Using a Cup Information Sheet
Mealtimes are an important aspect of family life. Children begin to develop self-feeding skills from birth. Drinking from a cup is a complex task and takes a number of years to master. Between 2 and 4 months a baby will move it’s hands to the breast/bottle while feeding. Between 6 and 9 months a baby can hold a bottle in both hands. They can often drink from a cup if it is held and tipped for them. By 15 months a child can usually hold a cup with both hands and take a few sips without help. By 18 months they can use a straw and by 3 years a child can drink from a cup without a lid without spilling.
Hints and Tips
- It is important that your child is well positioned when they are learning any new skill. Initially ensure your child is well supported in a high chair or on your lap. You can use cushions or rolled up towels to help your child to stay sitting up straight in their high chair.
- As they grow it is important that their feet and back are supported so that they can use their hands freely. Whenever possible ensure that your child is sitting at a table. You could use a sturdy box under their feet and cushions on the chair to make sure they are well supported.
- Always set the dishes and utensils out in the same way to develop a routine and help your child locate items at each meal.
- Think about the cups you are using. Try a variety of cups with lids at the early stages and move towards using an open cup or beaker. Try a beaker/ cup with a rim. Sometimes using something heavier is easier, a beaker/cup with a weighted bottom can help. Use cups with handles (one or two). Avoid light plastic cups which are easily knocked over.
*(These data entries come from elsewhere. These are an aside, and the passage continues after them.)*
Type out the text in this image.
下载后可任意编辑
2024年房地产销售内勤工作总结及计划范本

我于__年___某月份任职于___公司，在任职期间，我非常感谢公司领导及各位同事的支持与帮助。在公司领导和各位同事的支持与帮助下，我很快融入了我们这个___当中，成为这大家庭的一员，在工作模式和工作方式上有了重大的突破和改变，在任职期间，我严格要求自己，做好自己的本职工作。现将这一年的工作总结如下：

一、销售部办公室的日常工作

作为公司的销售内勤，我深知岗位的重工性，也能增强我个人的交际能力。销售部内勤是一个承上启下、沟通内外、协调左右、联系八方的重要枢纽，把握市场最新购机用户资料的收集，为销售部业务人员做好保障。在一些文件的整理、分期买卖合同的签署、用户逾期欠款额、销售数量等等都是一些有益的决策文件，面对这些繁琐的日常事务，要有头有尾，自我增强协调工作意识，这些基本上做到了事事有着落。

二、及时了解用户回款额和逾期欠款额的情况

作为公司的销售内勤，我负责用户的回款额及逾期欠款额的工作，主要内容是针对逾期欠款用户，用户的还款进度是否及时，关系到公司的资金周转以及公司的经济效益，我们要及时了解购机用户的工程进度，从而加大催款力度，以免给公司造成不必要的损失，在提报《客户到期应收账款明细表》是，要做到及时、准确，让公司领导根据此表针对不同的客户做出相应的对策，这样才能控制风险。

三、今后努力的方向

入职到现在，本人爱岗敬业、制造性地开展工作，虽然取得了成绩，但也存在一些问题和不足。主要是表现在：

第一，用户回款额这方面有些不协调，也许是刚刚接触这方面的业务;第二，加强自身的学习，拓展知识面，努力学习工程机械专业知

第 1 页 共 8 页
- Also think about how much liquid you put in the cup. Too little and your child will have to tip the cup and their head back. Too full and your child may be unable to control the flow of the liquid and any spill will be messy.
- Take your time and be consistent. Learning a new skill takes time so persevere with giving support until you feel that the child is making progress.
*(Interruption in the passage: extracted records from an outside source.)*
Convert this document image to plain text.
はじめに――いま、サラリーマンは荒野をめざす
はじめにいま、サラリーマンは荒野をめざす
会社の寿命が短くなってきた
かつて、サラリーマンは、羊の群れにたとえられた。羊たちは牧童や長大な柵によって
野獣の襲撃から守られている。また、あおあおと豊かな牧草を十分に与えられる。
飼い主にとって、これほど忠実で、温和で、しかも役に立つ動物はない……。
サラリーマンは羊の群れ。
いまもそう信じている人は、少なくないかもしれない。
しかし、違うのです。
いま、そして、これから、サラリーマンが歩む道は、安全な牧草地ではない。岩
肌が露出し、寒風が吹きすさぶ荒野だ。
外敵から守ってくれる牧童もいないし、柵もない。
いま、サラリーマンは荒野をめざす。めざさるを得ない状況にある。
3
- Practice, practice, practice! Give your child opportunities for practice every day.
- A good way to teach your child a new skill is to break down each task into small steps and teach them the last step first (this is called backward chaining). Once they can do the last step of the task, teach them the second last step, then the third last step and so on. For drinking from a cup the following steps may be appropriate.
- Put the cup to your child’s lip and tip. Your child has to take a sip from the cup.
- Put the cup to your child’s lip. Your child then tips the cup and takes a sip.
- Your child lifts the cup to their lip and then tips the cup to take a sip.
- Children learn in different ways so you might need to vary your approach. There are a number of ways in which you can help;
Physically assist your child - Use the hand-over-hand technique by letting your child grasp the cup while you put your hand over the top of their hand to guide them.
Show your child – do the task alongside your child.
Tell your child – talk your child through each step of the process.
- You can use each of these ways individually or any combination depending on what suits your child. Please be aware that some children cannot look and listen at the same time so limit the amount of information you give.
Ways to physically assist your child using a cup
- Your child can hold onto your hand as the cup is brought to their mouth.
- Hand-over-hand – your child grasps the cup while you put their hand over the top of your child’s hand.
- Your child grasps the cup whilst you hold the bottom to guide the movement.
- Your child grasps the cup while you help the child by supporting and guiding from the elbow.
- You can also practice using a cup during other activities e.g. during pretend play, during craft activities, water or sand play etc. Give your child the opportunity to practice pouring and making drinks. Use smaller bottles and small jugs etc.